In the pieces of self-taught Michigan Artist Tim Gunnett, we find a dichotomy.
In his current work, gathering driftwood and grass made smooth by the wind and tangled by the waves along the shore of Lake Michigan, Tim assembles sculptures that are simple and peaceful. Much like the landscape wherein the objects were found, each sculpture is an exploration of both erosion and permanence.
For those lucky enough to live in the Great Lakes State, it’s easy to empathize with these sculptures. Many have fond memories of the beach, the breaking waves, and wind above the water. Somehow these impressions become permanent despite the fact that the shores are worn and carved anew each year.
In contrast to his nature-inspired work, Tim breaks up the daily monotony at his warehouse job by slicing apart boxes and reassembling the pieces into collages that at times look like gibberish. He purposely avoids thinking about what he is doing, fewer constraints, and randomly places pieces. The only intent is a wabi-sabi aesthetic.

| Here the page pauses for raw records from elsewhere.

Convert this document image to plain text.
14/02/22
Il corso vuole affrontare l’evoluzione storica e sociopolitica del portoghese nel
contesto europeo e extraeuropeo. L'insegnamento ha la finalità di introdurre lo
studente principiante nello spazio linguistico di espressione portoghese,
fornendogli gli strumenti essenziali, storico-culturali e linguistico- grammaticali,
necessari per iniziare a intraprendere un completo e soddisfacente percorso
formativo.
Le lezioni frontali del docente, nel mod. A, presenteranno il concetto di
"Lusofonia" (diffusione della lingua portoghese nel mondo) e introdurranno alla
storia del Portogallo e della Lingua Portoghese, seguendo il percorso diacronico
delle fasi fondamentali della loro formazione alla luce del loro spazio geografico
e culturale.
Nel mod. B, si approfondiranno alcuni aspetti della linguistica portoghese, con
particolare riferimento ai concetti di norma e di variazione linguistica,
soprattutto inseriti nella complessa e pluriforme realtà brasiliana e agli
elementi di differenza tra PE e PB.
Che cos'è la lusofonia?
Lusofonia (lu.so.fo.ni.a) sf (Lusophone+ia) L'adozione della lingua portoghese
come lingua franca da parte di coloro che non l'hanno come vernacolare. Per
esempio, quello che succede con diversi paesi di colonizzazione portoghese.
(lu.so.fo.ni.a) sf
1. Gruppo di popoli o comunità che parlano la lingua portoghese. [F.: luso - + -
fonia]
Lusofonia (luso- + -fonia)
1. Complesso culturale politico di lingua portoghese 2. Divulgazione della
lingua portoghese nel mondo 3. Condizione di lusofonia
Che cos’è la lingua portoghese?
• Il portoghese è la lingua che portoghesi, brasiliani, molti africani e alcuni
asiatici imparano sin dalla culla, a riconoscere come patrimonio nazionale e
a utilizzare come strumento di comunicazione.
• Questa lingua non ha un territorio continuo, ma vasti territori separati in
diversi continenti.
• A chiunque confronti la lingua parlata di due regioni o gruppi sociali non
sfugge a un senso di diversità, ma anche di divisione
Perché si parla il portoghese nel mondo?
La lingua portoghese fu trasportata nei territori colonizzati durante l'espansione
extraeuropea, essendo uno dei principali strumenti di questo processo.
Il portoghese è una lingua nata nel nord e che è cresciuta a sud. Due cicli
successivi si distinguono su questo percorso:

Since childhood, Tim has drawn, painted, and sculpted. In his early thirties, he had his first show at Sanctuary Folk Art in Grand Rapids, Michigan and his artwork has been exhibited in numerous West Michigan galleries and shows since then. In 2001, he and three other artists painted the Richard Haas mural in downtown Grand Rapids, marking the beginning of a resurgent corridor of the city. Tim enjoys spending time with his wife and two adult sons. He also is a year round avid commuting cyclist.